Pierre Bayard. – Comment parler des livres que l’on n’a pas lus ? – Paris : Éditions de Minuit, 2007. – 163 pages.
Essai
Résumé :
L'étude des différentes manières de ne pas
lire un livre, des situations délicates où l'on se retrouve quand il faut en
parler et des moyens à mettre en œuvre pour se sortir d'affaire montre que,
contrairement aux idées reçues, il est tout à fait possible d'avoir un échange
passionnant à propos d'un livre que l'on n'a pas lu, y compris, et peut-être
surtout, avec quelqu'un qui ne l'a pas lu non plus.
Commentaires :
Pour souligner le 400e avis de
lecture publié 88 mois jour pour jour depuis l’inauguration de ce blogue le 10 mars 2017, j’ai rédigé les
commentaires qui suivent en tenant compte de quelques-unes des recommandations formulées
par Pierre Bayard dans son essai au titre provocateur. À vous de juger si j’ai
lu cet ouvrage pour vous en parler selon la classification codée qu’il fait des
livres qu’il cite et de son ressenti :
LI : livre inconnu
LP : livre parcouru
LE : livre évoqué
LO : livre oublié
++ : avis très positif
+ : avis positif
– : avis négatif
– – : avis très négatif
Dans cet essai teinté d’humour, Pierre Bayard
remet en question notre rapport traditionnel à la lecture et à la connaissance
littéraire. À travers une série de réflexions subtiles et parfois
déconcertantes, l’auteur explore la manière dont nous interagissons avec les
livres, que nous les ayons lus, survolés, dont nous ayons entendu parler ou
même complètement ignorés.
L'un des aspects les plus fascinants de cet
ouvrage est la manière dont Pierre Bayard déconstruit la notion de lecture. Il
suggère que notre connaissance d'un livre ne se limite pas à sa lecture
complète et attentive, mais peut être influencée par des fragments, des
discussions, des critiques ou des adaptations. Ainsi, il propose différentes
catégories d'ignorance littéraire qui vont de l'ignorance avouée à celle qui se
cache derrière une prétendue connaissance.
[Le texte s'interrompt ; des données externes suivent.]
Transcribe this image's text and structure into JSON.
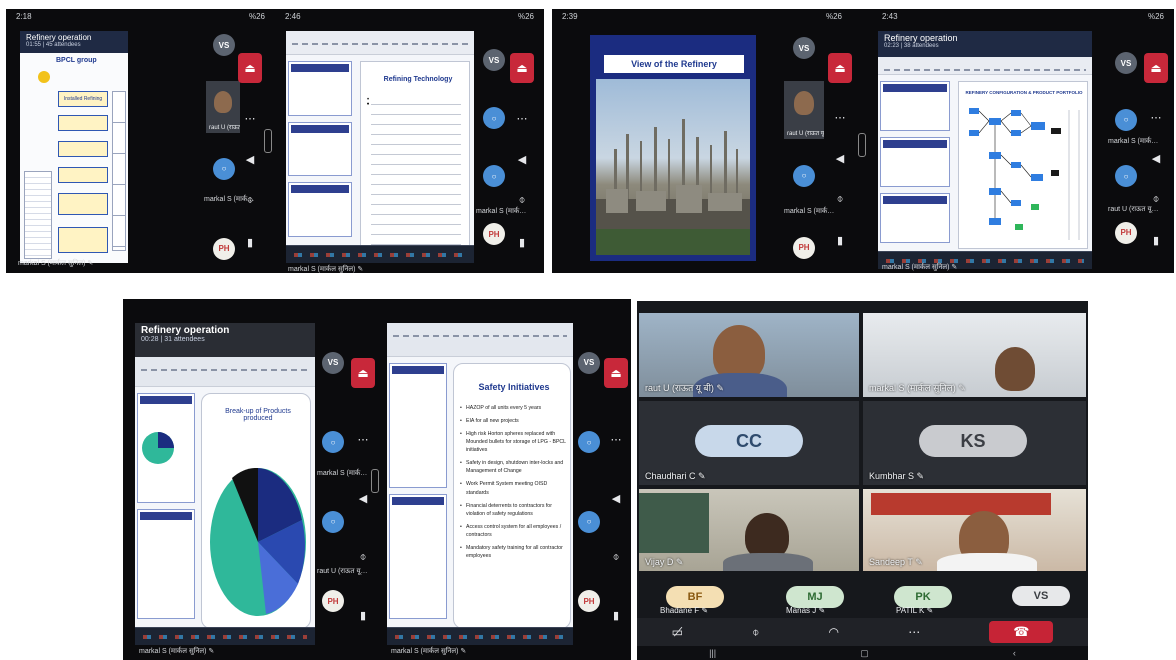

L'approche de l’universitaire est à la fois
ludique et profondément analytique. Il utilise des exemples tirés de la
littérature classique et contemporaine pour illustrer ses points de vue, ce qui
enrichit la lecture et rend ses arguments plus accessibles. Par exemple, il
évoque Proust et Borges pour démontrer comment ces auteurs ont joué avec la
mémoire, la réinterprétation et la transformation des œuvres littéraires.
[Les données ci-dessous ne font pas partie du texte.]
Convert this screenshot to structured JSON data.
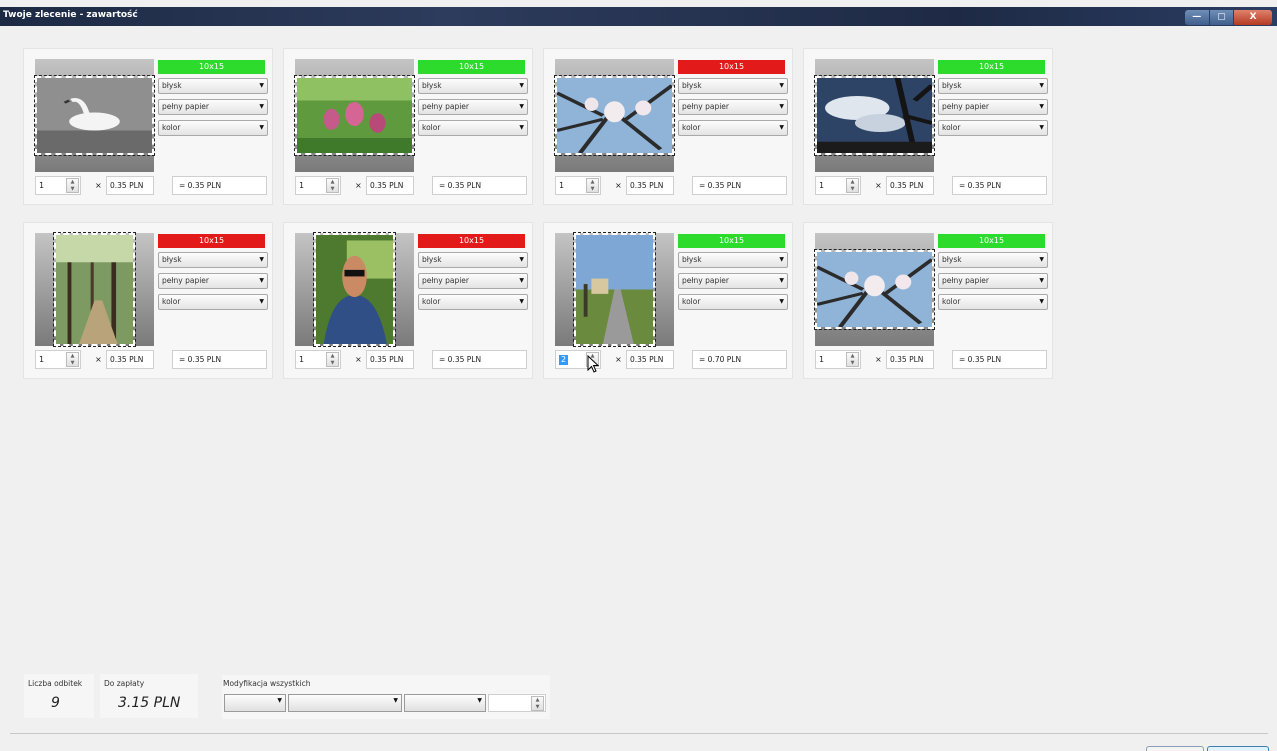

En remettant en question l'idée que la
lecture exhaustive est la seule manière légitime de comprendre un livre, Pierre
Bayard pousse le lecteur à réfléchir sur ses propres pratiques de lecture et
sur la construction sociale de la culture littéraire. Il explore également les
enjeux de la réputation des livres et de leur place dans notre identité
intellectuelle collective.
« Comment
parler des livres que l'on n'a pas lus ? » est un livre qui remet en
question nos préjugés sur la lecture et nous invite à reconsidérer la manière
dont nous construisons notre rapport aux livres.
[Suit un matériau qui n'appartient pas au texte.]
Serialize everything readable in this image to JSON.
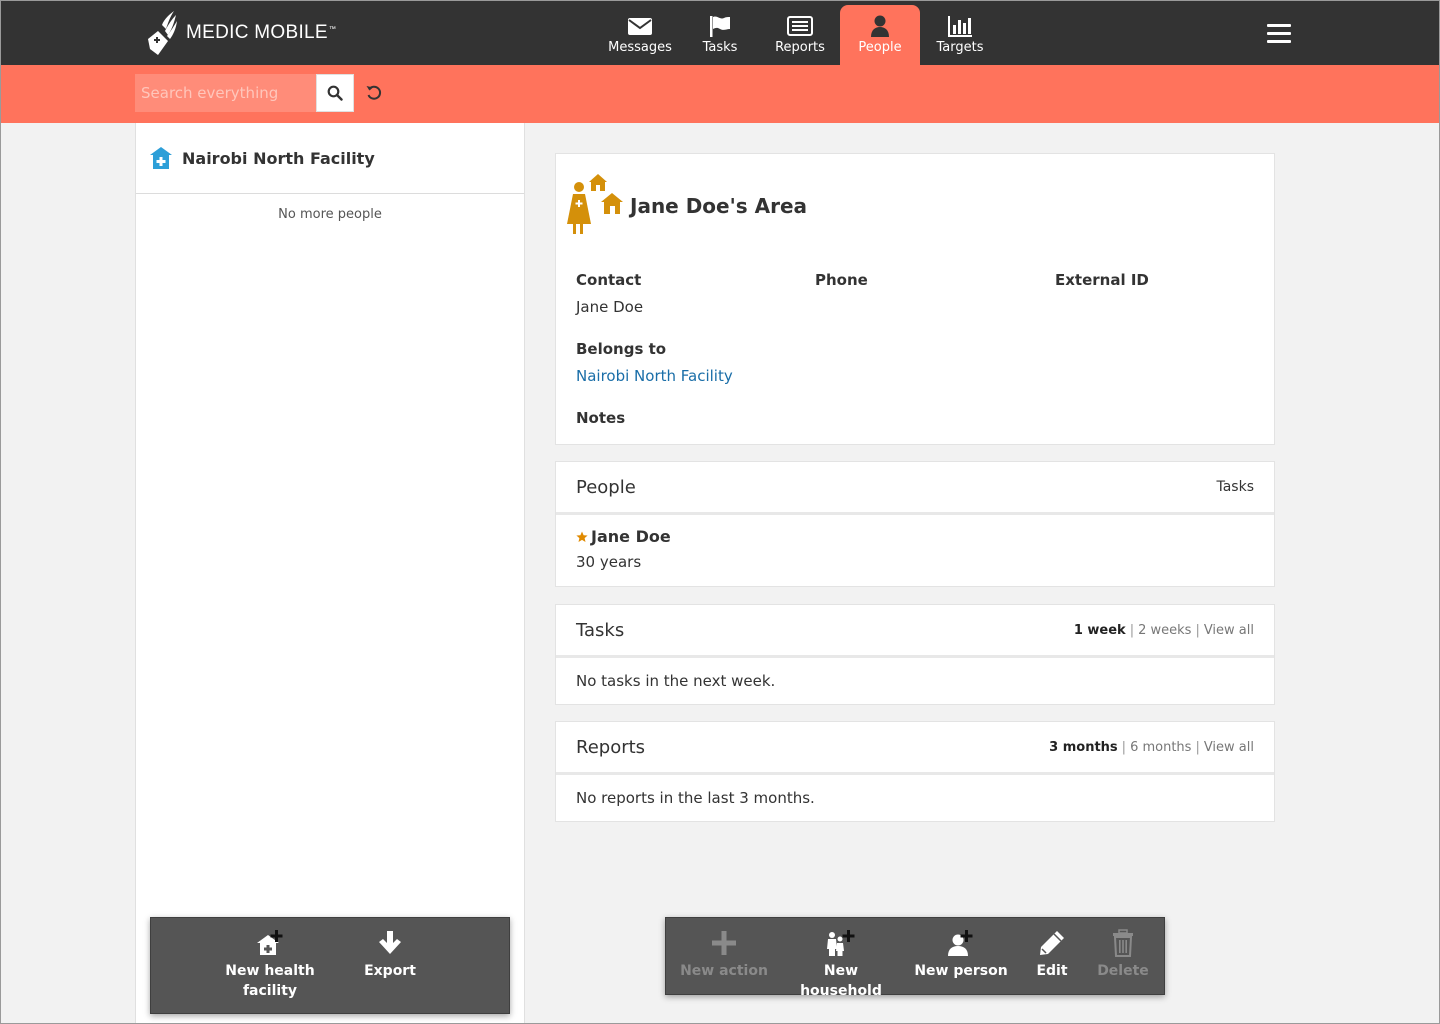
{
  "header": {
    "logo_text": "MEDIC MOBILE",
    "logo_tm": "™",
    "tabs": [
      {
        "label": "Messages",
        "icon": "envelope-icon",
        "active": false
      },
      {
        "label": "Tasks",
        "icon": "flag-icon",
        "active": false
      },
      {
        "label": "Reports",
        "icon": "list-icon",
        "active": false
      },
      {
        "label": "People",
        "icon": "person-icon",
        "active": true
      },
      {
        "label": "Targets",
        "icon": "bar-chart-icon",
        "active": false
      }
    ]
  },
  "search": {
    "placeholder": "Search everything"
  },
  "left_panel": {
    "facility_name": "Nairobi North Facility",
    "no_more": "No more people",
    "actions": [
      {
        "label": "New health facility",
        "icon": "new-facility-icon"
      },
      {
        "label": "Export",
        "icon": "download-icon"
      }
    ]
  },
  "summary": {
    "title": "Jane Doe's Area",
    "contact_label": "Contact",
    "contact_value": "Jane Doe",
    "phone_label": "Phone",
    "external_id_label": "External ID",
    "belongs_to_label": "Belongs to",
    "belongs_to_value": "Nairobi North Facility",
    "notes_label": "Notes"
  },
  "people": {
    "title": "People",
    "right_label": "Tasks",
    "items": [
      {
        "name": "Jane Doe",
        "age": "30 years",
        "primary": true
      }
    ]
  },
  "tasks": {
    "title": "Tasks",
    "filters": [
      "1 week",
      "2 weeks",
      "View all"
    ],
    "empty": "No tasks in the next week."
  },
  "reports": {
    "title": "Reports",
    "filters": [
      "3 months",
      "6 months",
      "View all"
    ],
    "empty": "No reports in the last 3 months."
  },
  "actions": [
    {
      "label": "New action",
      "icon": "plus-icon",
      "disabled": true
    },
    {
      "label": "New household",
      "icon": "new-household-icon",
      "disabled": false
    },
    {
      "label": "New person",
      "icon": "new-person-icon",
      "disabled": false
    },
    {
      "label": "Edit",
      "icon": "pencil-icon",
      "disabled": false
    },
    {
      "label": "Delete",
      "icon": "trash-icon",
      "disabled": true
    }
  ],
  "colors": {
    "header_bg": "#333333",
    "accent": "#ff735c",
    "area_icon": "#d4900a",
    "link": "#1a6ea8",
    "facility_icon": "#2d9fd8"
  }
}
Après un prologue dans lequel l’auteur
justifie sa démarche, le livre se décline en trois parties, chacune d’entre
elles subdivisée en quatre chapitres aux sous-titres à l’ancienne qui en résume
le propos, comme dans cet exemple : « Où Umberto Eco montre qu’il n’est nullement nécessaire d’avoir eu un
livre en main pour en parler dans le détail, à condition d’écouter et de lire
ce que les autres lecteurs en disent. »
Des
manières de ne pas lire :
Les
livres que l'on ne connaît pas
Les
livres que l'on a parcourus
Les
livres dont on a entendu parler
Les
livres que l'on a oubliés
Des
situations de discours :
Dans
la vie mondaine
Face
à un professeur
Devant
l'écrivain
Avec
l'être aimé
Des
conduites à tenir :
Ne
pas avoir honte
Imposer
ses idées
Inventer
les livres
Parler
de soi
En épilogue, Pierre Bayard conclut en
explorant comment le rapport que nous entretenons avec les livres que nous
n'avons pas lus peut enrichir notre expérience littéraire. Il propose que notre
rapport à la lecture ne devrait pas être défini uniquement par ce que nous
avons lu ou pas lu, mais par notre capacité à naviguer et à interpréter les
idées, les critiques et les discussions autour des livres. Bayard suggère que
la culture littéraire ne se limite pas à la consommation directe des textes,
mais à une conversation plus large et plus ouverte sur la littérature.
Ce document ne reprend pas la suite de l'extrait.